Sunday, January 31, 2016

IIS - Exposing localhost to the world for free

There are many ways to expose your localhost, such as the free option localtunnel.me and the paid option ngrok.com.

Localtunnel gives you a random URL that only lives as long as your connection is held open, which can be a pain when you have to reconfigure external services to call your app every now and then.

Ngrok allows you to reserve a fixed subdomain, but starts at $60/year and $21/month (minimum 3 users for monthly, yuck!).

So, what is a dirt cheap coder to do? We roll our own of course.

Assumptions:
  1. You already have IIS Manager installed, if not you know what to do. It's free!
  2. You are behind a fixed IP or at least it doesn't change too often.
  3. You already own a mydomain.com and can point app.mydomain.com to your IP. I highly recommend cloudflare.com for managing your DNS records. It's free and awesome.
  4. Your local app is running on localhost:8000

IIS as Reverse Proxy

There are many tutorials on this, so I'll list the main points.
  1. Add a website and point it to some empty folder with the proper permission.

    If your website's application pool is named app.mydomain.com then you want to add read/list/execute permissions to the Windows user IIS AppPool\app.mydomain.com.
     
  2. Go to URL Rewrite of your website, then add a Reverse Proxy rule. Fill in localhost:8000 and choose to rewrite the HTTP links.

     
  3. Profit! No? You are probably seeing an IIS error about not being able to forward gzip'ed responses from the local server. Find the web.config of your reverse proxy website folder (no not your app's web.config) and add the bold sections below. This will strip the Accept-Encoding header on incoming, and add it back on outgoing so the local server does not think the caller accepts gzip'ed HTTP. Sweet.

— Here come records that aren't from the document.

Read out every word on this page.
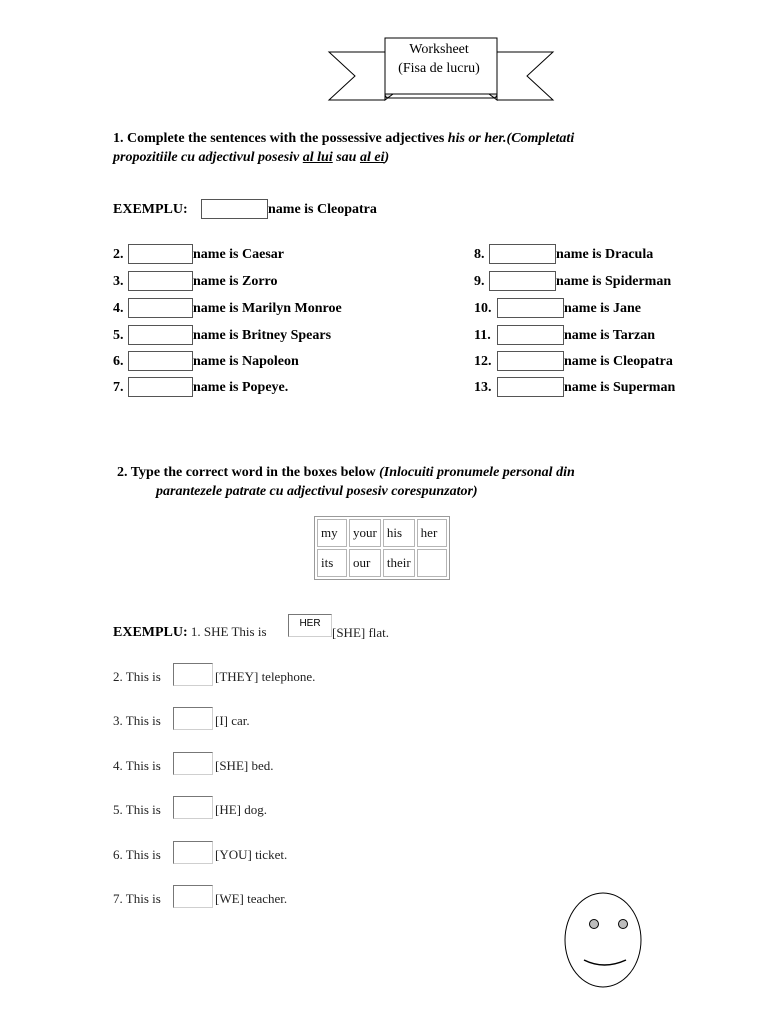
Worksheet
(Fisa de lucru)
1. Complete the sentences with the possessive adjectives his or her.(Completati
propozitiile cu adjectivul posesiv al lui sau al ei)
EXEMPLU:	name is Cleopatra
2.	name is Caesar
3.	name is Zorro
4.	name is Marilyn Monroe
5.	name is Britney Spears
6.	name is Napoleon
7.	name is Popeye.
8.	name is Dracula
9.	name is Spiderman
10.	name is Jane
11.	name is Tarzan
12.	name is Cleopatra
13.	name is Superman
2. Type the correct word in the boxes below (Inlocuiti pronumele personal din
parantezele patrate cu adjectivul posesiv corespunzator)
my	your	his	her
its	our	their	
EXEMPLU: 1. SHE This is
HER
[SHE] flat.
2. This is	[THEY] telephone.
3. This is	[I] car.
4. This is	[SHE] bed.
5. This is	[HE] dog.
6. This is	[YOU] ticket.
7. This is	[WE] teacher.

    The original stackoverflow post on reverse proxy and gzip.
<?xml version="1.0" encoding="UTF-8"?>
<configuration>
    <system.webServer>
        <rewrite>
            <rules>
                <rule name="ReverseProxyInboundRule1" stopProcessing="true">
                    <match url="(.*)" />
                    <action type="Rewrite" url="http://localhost:8000/{R:1}" />
                    <serverVariables>
                        <set name="HTTP_X_ORIGINAL_ACCEPT_ENCODING" value="{HTTP_ACCEPT_ENCODING}" />
                        <set name="HTTP_ACCEPT_ENCODING" value="" />
                    </serverVariables>
                </rule>
            </rules>
            <outboundRules>
                <rule name="ReverseProxyOutboundRule1" preCondition="ResponseIsHtml1">
                    <match filterByTags="A, Form, Img" pattern="^http(s)?://localhost:8000/(.*)" />
                    <action type="Rewrite" value="http{R:1}://app.mydomain.com/{R:2}" />
                </rule>
                <rule name="RestoreAcceptEncoding" preCondition="NeedsRestoringAcceptEncoding">
                  <match serverVariable="HTTP_ACCEPT_ENCODING" pattern="^(.*)" />
                  <action type="Rewrite" value="{HTTP_X_ORIGINAL_ACCEPT_ENCODING}" />
                </rule>
                <preConditions>
                    <preCondition name="ResponseIsHtml1">
                        <add input="{RESPONSE_CONTENT_TYPE}" pattern="^text/html" />
                    </preCondition>
                    <preCondition name="NeedsRestoringAcceptEncoding">
                      <add input="{HTTP_X_ORIGINAL_ACCEPT_ENCODING}" pattern=".+" />
                    </preCondition>
                </preConditions>
            </outboundRules>
        </rewrite>
    </system.webServer>
</configuration>


Now, either point your domain to your IP or simply edit your local hosts file to point it to 127.0.0.1, and access app.mydomain.com from your browser and watch your local server present its glory stuff.